I was very sad to discover online the death of Jeremy Knowles, renowned biochemist and former Dean of Harvard’s Faculty of Arts and Sciences. This is especially poignant for me for two reasons.
The first is academic. Throughout college, I was very interested in the study of chemical biology — the chemistry of living processes. Part of this was due to my fascination with Knowles’ work. Professor Knowles was famous for his studies which bridged our early understanding of chemistry with that of natural biological processes. His work in enzymology helped explain how TIM (triose phosphate isomerase, a critical enzyme in one of the chemical reactions which allow cells to turn food into energy) worked and developed a chemical understanding of how antibiotics like penicillin work and how clavulanic acid helps to fight antibiotic-resistant bacteria. When you’re as big a science dork as I am, that is just endlessly fascinating.
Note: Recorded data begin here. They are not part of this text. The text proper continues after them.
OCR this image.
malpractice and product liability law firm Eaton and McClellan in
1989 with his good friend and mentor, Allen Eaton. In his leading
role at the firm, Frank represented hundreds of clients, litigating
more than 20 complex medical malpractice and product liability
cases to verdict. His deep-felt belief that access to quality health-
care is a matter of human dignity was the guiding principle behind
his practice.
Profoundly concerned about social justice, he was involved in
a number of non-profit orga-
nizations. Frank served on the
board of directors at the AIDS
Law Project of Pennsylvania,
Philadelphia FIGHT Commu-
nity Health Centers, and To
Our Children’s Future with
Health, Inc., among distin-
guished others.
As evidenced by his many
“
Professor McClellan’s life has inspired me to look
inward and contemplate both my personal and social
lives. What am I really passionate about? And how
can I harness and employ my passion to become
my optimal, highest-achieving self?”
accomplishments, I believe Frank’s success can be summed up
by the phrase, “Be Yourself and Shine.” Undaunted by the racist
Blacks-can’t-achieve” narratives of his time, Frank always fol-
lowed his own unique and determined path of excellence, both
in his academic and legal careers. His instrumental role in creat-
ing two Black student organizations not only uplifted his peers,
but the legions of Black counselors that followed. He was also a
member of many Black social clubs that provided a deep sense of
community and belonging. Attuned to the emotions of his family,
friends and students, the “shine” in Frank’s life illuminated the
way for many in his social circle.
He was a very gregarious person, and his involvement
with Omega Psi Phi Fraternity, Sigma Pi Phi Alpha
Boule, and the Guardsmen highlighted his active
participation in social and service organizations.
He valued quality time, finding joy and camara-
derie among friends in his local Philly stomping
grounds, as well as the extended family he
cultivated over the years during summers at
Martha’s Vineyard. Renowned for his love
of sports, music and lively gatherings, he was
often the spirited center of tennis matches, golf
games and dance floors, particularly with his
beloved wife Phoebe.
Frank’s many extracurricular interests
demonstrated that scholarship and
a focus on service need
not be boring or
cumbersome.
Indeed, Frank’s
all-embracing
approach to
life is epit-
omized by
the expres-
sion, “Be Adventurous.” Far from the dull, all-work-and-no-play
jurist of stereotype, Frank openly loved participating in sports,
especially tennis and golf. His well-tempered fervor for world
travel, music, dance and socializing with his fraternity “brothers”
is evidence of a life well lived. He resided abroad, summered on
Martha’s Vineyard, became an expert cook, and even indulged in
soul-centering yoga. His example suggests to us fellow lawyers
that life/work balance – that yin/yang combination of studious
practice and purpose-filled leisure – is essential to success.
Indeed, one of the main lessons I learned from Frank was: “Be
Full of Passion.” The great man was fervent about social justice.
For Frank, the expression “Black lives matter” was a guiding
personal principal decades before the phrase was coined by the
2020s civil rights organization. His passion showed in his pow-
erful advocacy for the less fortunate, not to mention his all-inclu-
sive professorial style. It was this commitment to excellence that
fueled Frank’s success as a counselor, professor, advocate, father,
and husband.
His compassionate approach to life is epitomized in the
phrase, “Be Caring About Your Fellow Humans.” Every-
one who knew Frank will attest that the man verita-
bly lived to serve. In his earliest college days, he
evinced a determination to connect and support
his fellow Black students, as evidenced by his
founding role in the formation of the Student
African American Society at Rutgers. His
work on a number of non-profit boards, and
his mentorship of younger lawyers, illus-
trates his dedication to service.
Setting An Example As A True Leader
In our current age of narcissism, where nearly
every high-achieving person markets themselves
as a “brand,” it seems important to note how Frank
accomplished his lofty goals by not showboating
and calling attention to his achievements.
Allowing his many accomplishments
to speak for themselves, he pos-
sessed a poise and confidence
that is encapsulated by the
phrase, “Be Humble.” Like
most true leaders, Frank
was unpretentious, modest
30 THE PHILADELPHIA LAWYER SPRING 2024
The second reason is a more personal one. A few years ago, my roommate Eric and I had the opportunity to dine with Professor Knowles at the Harvard Faculty Club. There we were, face-to-face with a well-respected intellectual luminary and someone who had tangibly shaped the destiny of teaching and student life at the university. I walked away with a sense of wonder at the man — in one short dinner, he was able to imbue in each of us a sense of awe at his sheer brilliance, and all delivered with such charm that you would hardly know he had been the Dean of one of the world’s foremost academic institutions and appointed a Commander of the Order of the British Empire by the Queen of England.
My heart goes out to Mr. Knowles’ family, as well as to the Harvard community he served so well.